Nov. 18 (Bloomberg)– The Department of Justice said Bitcoins can be “legal means of exchange” at a U.S. Senate committee hearing, boosting prospects for wider acceptance of the virtual currency.

“We all recognize that virtual currencies, in and of themselves, are not illegal,” Mythili Raman, acting assistant attorney general at the Justice Department’s criminal division, said at the hearing.

The Committee on Homeland Security and Governmental Affairs, which solicited comments in an Aug. 12 letter, scheduled the hearing “to explore potential promises and risks related to virtual currency for the federal government and society at large” after the Silk Road Hidden Website was shut down in October. The closing of the marketplace, where people could obtain drugs, guns and other illicit goods using Bitcoins, is helping fuel a rally in the virtual currency as speculators bet that the digital money will gain more mainstream acceptance.

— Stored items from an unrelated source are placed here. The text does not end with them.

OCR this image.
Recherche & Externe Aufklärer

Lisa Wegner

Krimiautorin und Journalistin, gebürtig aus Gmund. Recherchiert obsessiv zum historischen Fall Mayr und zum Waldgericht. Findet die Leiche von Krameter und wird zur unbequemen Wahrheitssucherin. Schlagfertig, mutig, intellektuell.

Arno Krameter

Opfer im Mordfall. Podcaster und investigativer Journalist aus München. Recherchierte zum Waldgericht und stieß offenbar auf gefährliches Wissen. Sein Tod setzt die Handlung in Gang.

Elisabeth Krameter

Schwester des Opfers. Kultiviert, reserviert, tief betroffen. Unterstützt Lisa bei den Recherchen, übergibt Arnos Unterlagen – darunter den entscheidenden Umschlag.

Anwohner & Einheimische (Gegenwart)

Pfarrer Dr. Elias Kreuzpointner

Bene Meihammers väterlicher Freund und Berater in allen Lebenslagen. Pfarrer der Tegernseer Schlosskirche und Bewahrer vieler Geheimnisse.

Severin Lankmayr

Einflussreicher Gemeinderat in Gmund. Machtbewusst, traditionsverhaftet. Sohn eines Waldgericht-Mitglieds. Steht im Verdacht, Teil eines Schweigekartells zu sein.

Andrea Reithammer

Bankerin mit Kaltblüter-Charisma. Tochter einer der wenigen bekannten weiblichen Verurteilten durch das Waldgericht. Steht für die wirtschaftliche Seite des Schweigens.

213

“The FBI’s approach to virtual currencies is guided by a recognition that online payment systems, both centralized and decentralized, offer legitimate financial services,” Peter Kadzik, principal deputy assistant attorney general, wrote in a letter dated Oct. 23. “Like any financial service, virtual currency systems of either type can be exploited by malicious actors, but centralized and decentralized online payment systems can vary significantly in the types and degrees of illicit financial risk they pose.”

Virtual MoneyBitcoins (Bloomberg)

Introduced in 2008 by a programmer or group of programmers going under the name of Satoshi Nakamoto, Bitcoin is being used to pay for everything from gourmet coffee to smartphones on the Internet. There are almost 12 million Bitcoins in circulation, according to Bitcoincharts, a website that tracks activity across various exchanges.